Calculating and visualizing effective (empirical) receptive fields of network models #14

Closed mdraw closed 5 years ago

mdraw commented 6 years ago

The receptive field of network layers (and of the whole network) informs us how much spatial context information is available to the network when predicting class probabilities. Since high (and anisotropic) spatial context-awareness is especially important when dealing with large high-res anisotropic 3D images, we should have a tool to calculate and visualize receptive fields, so we can evaluate different network architectures better.

The "theoretical" receptive field that e.g. ELEKTRONN2 calculates automatically (where it is called "fov") has been shown to be misleading:

  1. Understanding the Effective Receptive Field in Deep Convolutional Neural Networks
  2. Object Detectors Emerge in Deep Scene CNNs (section 3.2)
  3. ParseNet: Looking Wider to See Better (section 3.1 and figure 2).

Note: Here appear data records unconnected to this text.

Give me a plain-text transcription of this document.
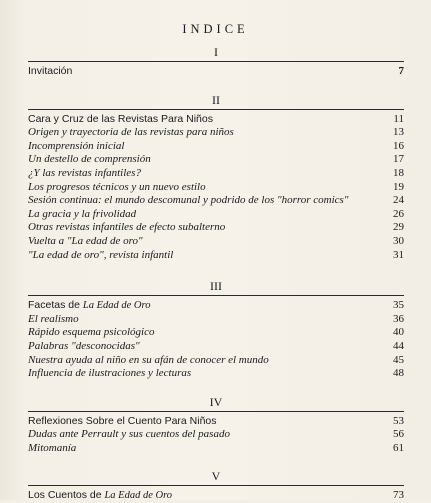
INDICE
I
Invitación	7
II
Cara y Cruz de las Revistas Para Niños	11
Origen y trayectoria de las revistas para niños	13
Incomprensión inicial	16
Un destello de comprensión	17
¿Y las revistas infantiles?	18
Los progresos técnicos y un nuevo estilo	19
Sesión continua: el mundo descomunal y podrido de los "horror comics"	24
La gracia y la frivolidad	26
Otras revistas infantiles de efecto subalterno	29
Vuelta a "La edad de oro"	30
"La edad de oro", revista infantil	31
III
Facetas de La Edad de Oro	35
El realismo	36
Rápido esquema psicológico	40
Palabras "desconocidas"	44
Nuestra ayuda al niño en su afán de conocer el mundo	45
Influencia de ilustraciones y lecturas	48
IV
Reflexiones Sobre el Cuento Para Niños	53
Dudas ante Perrault y sus cuentos del pasado	56
Mitomanía	61
V
Los Cuentos de La Edad de Oro	73
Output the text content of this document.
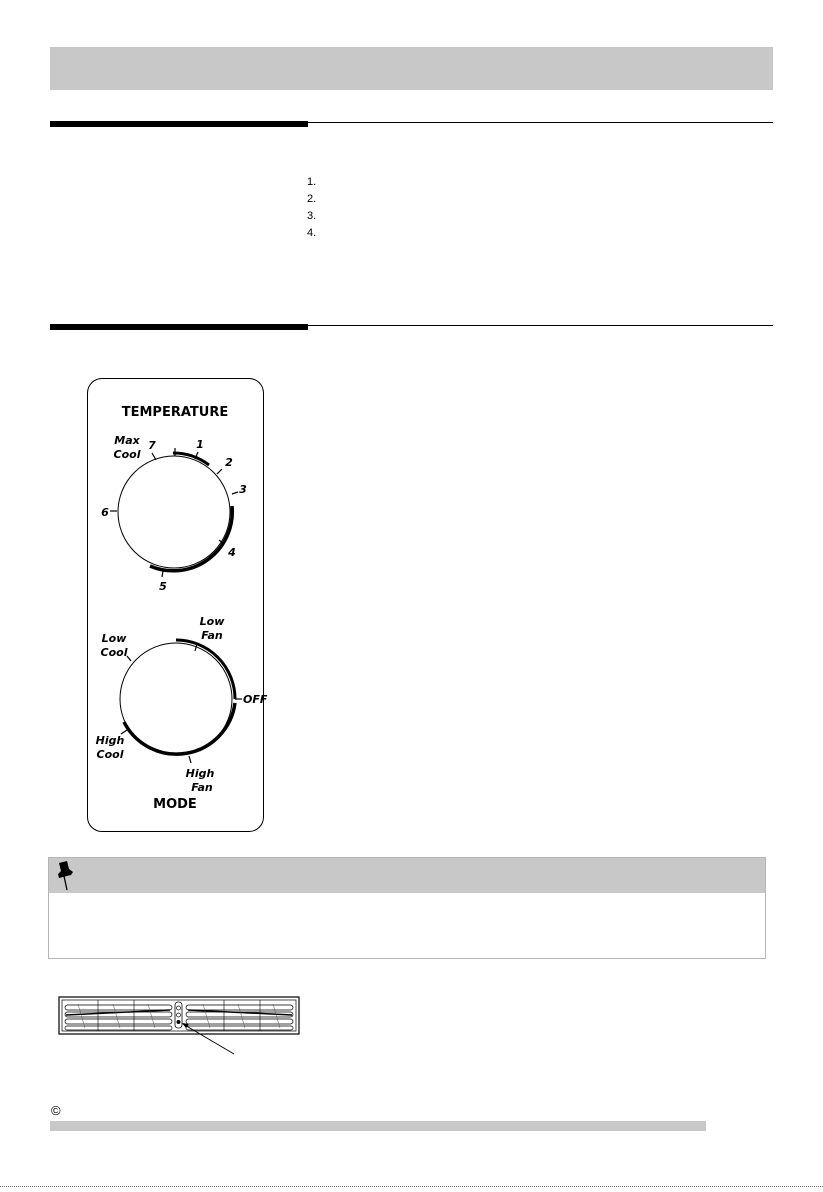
1.
2.
3.
4.
TEMPERATURE
Max
Cool
7	1
2
3
4
5
6
Low
Fan
OFF
High
Fan
High
Cool
Low
Cool
MODE
©
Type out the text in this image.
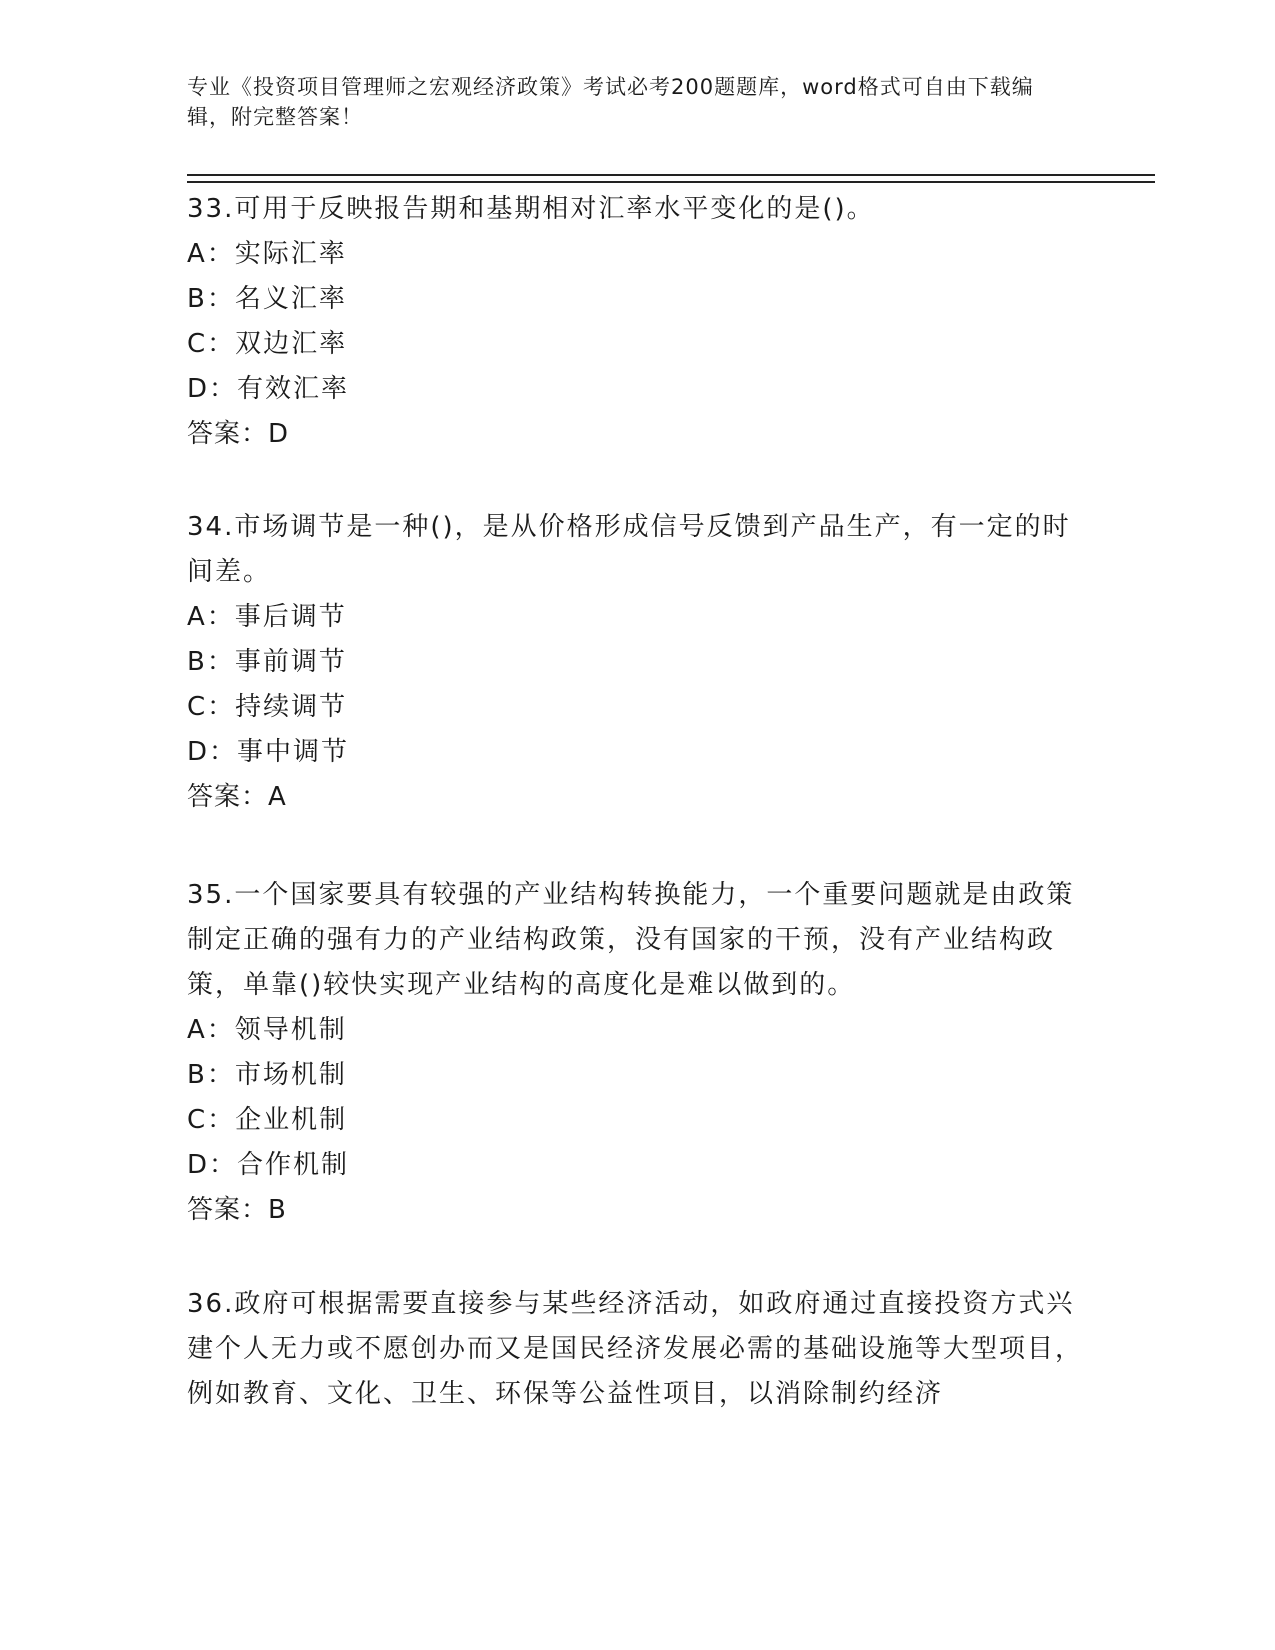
专业《投资项目管理师之宏观经济政策》考试必考200题题库，word格式可自由下载编辑，附完整答案！

33.可用于反映报告期和基期相对汇率水平变化的是()。

A：实际汇率

B：名义汇率

C：双边汇率

D：有效汇率

答案：D

34.市场调节是一种()，是从价格形成信号反馈到产品生产，有一定的时间差。

A：事后调节

B：事前调节

C：持续调节

D：事中调节

答案：A

35.一个国家要具有较强的产业结构转换能力，一个重要问题就是由政策制定正确的强有力的产业结构政策，没有国家的干预，没有产业结构政策，单靠()较快实现产业结构的高度化是难以做到的。

A：领导机制

B：市场机制

C：企业机制

D：合作机制

答案：B

36.政府可根据需要直接参与某些经济活动，如政府通过直接投资方式兴建个人无力或不愿创办而又是国民经济发展必需的基础设施等大型项目，例如教育、文化、卫生、环保等公益性项目，以消除制约经济
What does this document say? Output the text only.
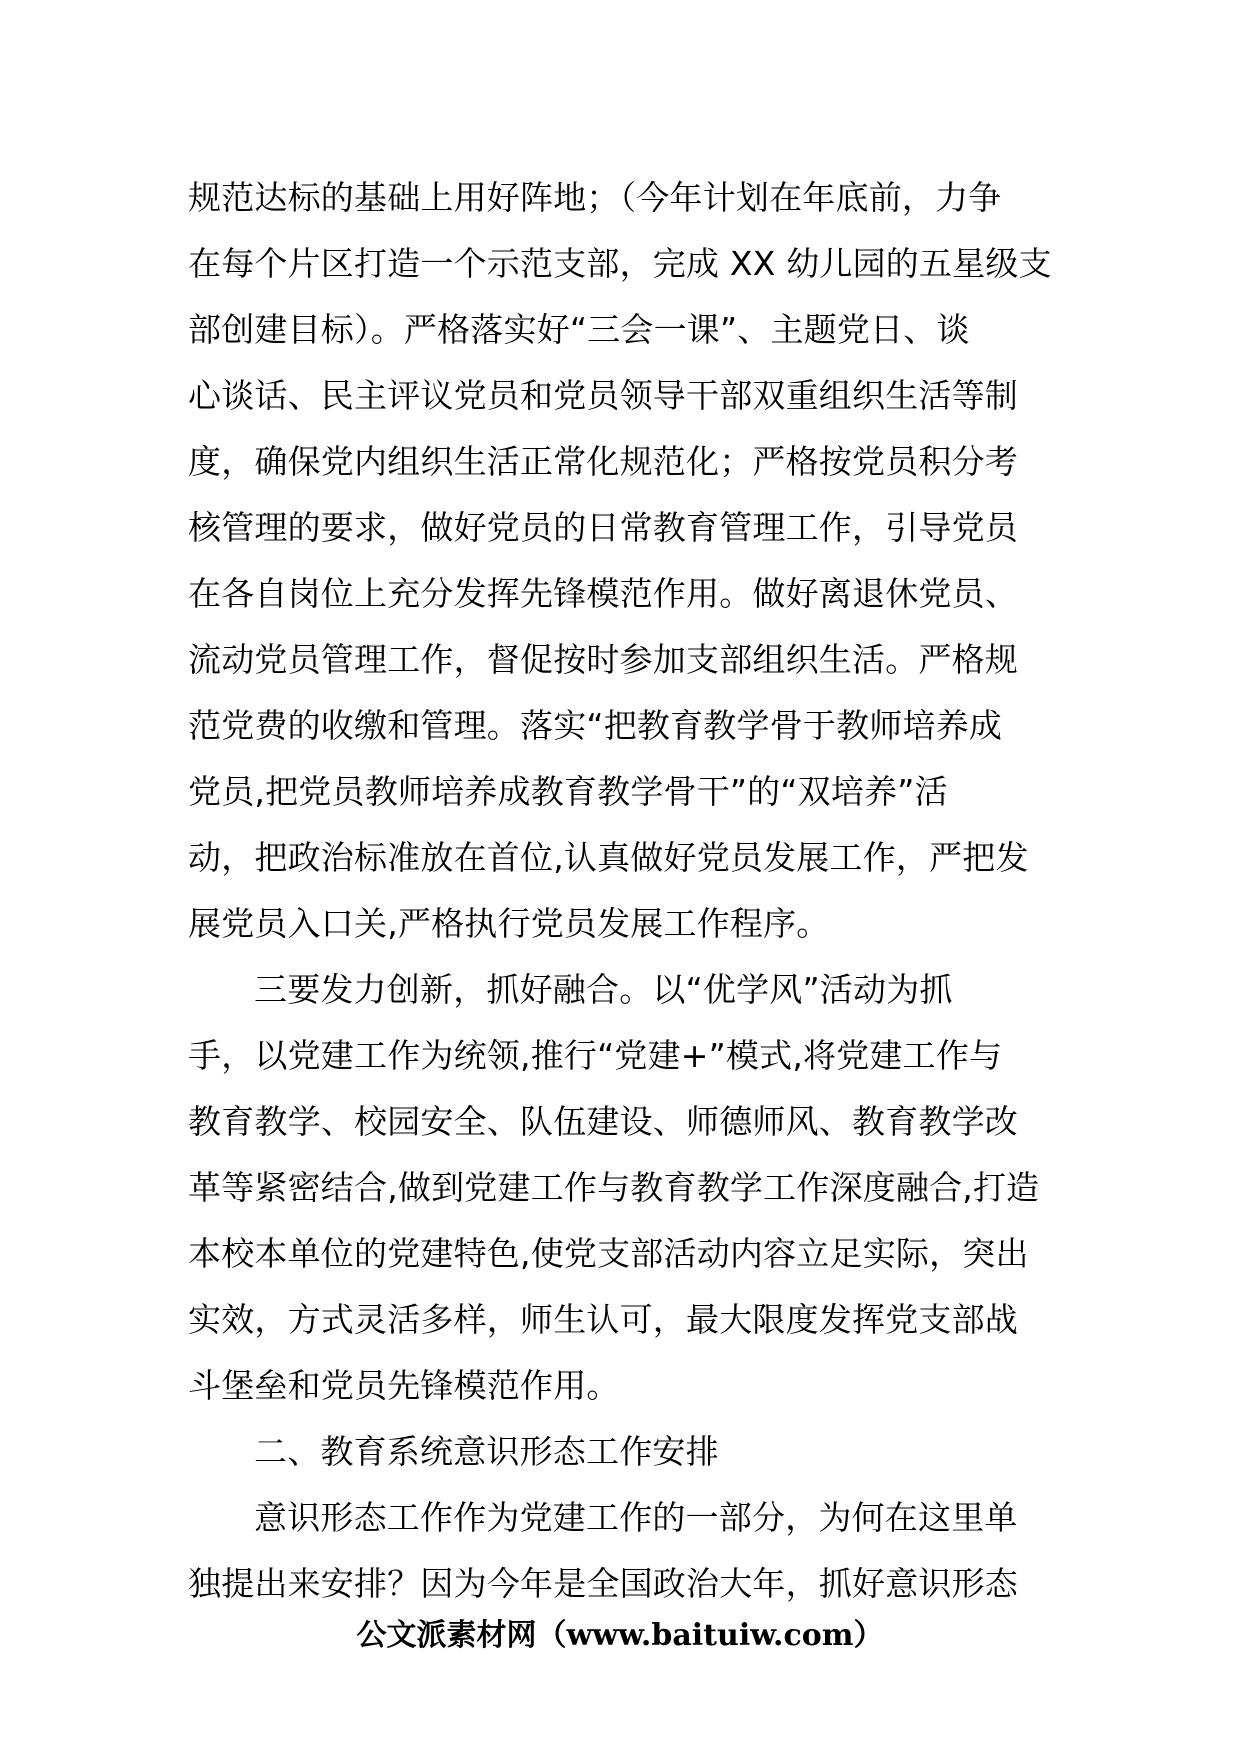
规范达标的基础上用好阵地；（今年计划在年底前，力争
在每个片区打造一个示范支部，完成 XX 幼儿园的五星级支
部创建目标）。严格落实好“三会一课”、主题党日、谈
心谈话、民主评议党员和党员领导干部双重组织生活等制
度，确保党内组织生活正常化规范化；严格按党员积分考
核管理的要求，做好党员的日常教育管理工作，引导党员
在各自岗位上充分发挥先锋模范作用。做好离退休党员、
流动党员管理工作，督促按时参加支部组织生活。严格规
范党费的收缴和管理。落实“把教育教学骨于教师培养成
党员,把党员教师培养成教育教学骨干”的“双培养”活
动，把政治标准放在首位,认真做好党员发展工作，严把发
展党员入口关,严格执行党员发展工作程序。
三要发力创新，抓好融合。以“优学风”活动为抓
手，以党建工作为统领,推行“党建+”模式,将党建工作与
教育教学、校园安全、队伍建设、师德师风、教育教学改
革等紧密结合,做到党建工作与教育教学工作深度融合,打造
本校本单位的党建特色,使党支部活动内容立足实际，突出
实效，方式灵活多样，师生认可，最大限度发挥党支部战
斗堡垒和党员先锋模范作用。
二、教育系统意识形态工作安排
意识形态工作作为党建工作的一部分，为何在这里单
独提出来安排？因为今年是全国政治大年，抓好意识形态
公文派素材网（www.baituiw.com）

2. and 3. suggest that the effective receptive field can be empirically computed and visualized by feeding crafted inputs into the network and analysing the relationship between input pixels and network activations. The method proposed in 2. looks rather effortful, whereas the approach described in 3. (section 3.1) seems to be easier to implement. There is also a project (4.) https://github.com/fornaxai/receptivefield which aims to calculate effective receptive fields with an even simpler approach (for TensorFlow and Keras models). We can't directly use this inside of elektronn3, because it is GPL-licensed, though, so writing our own implementation for PyTorch is probably the best way to go.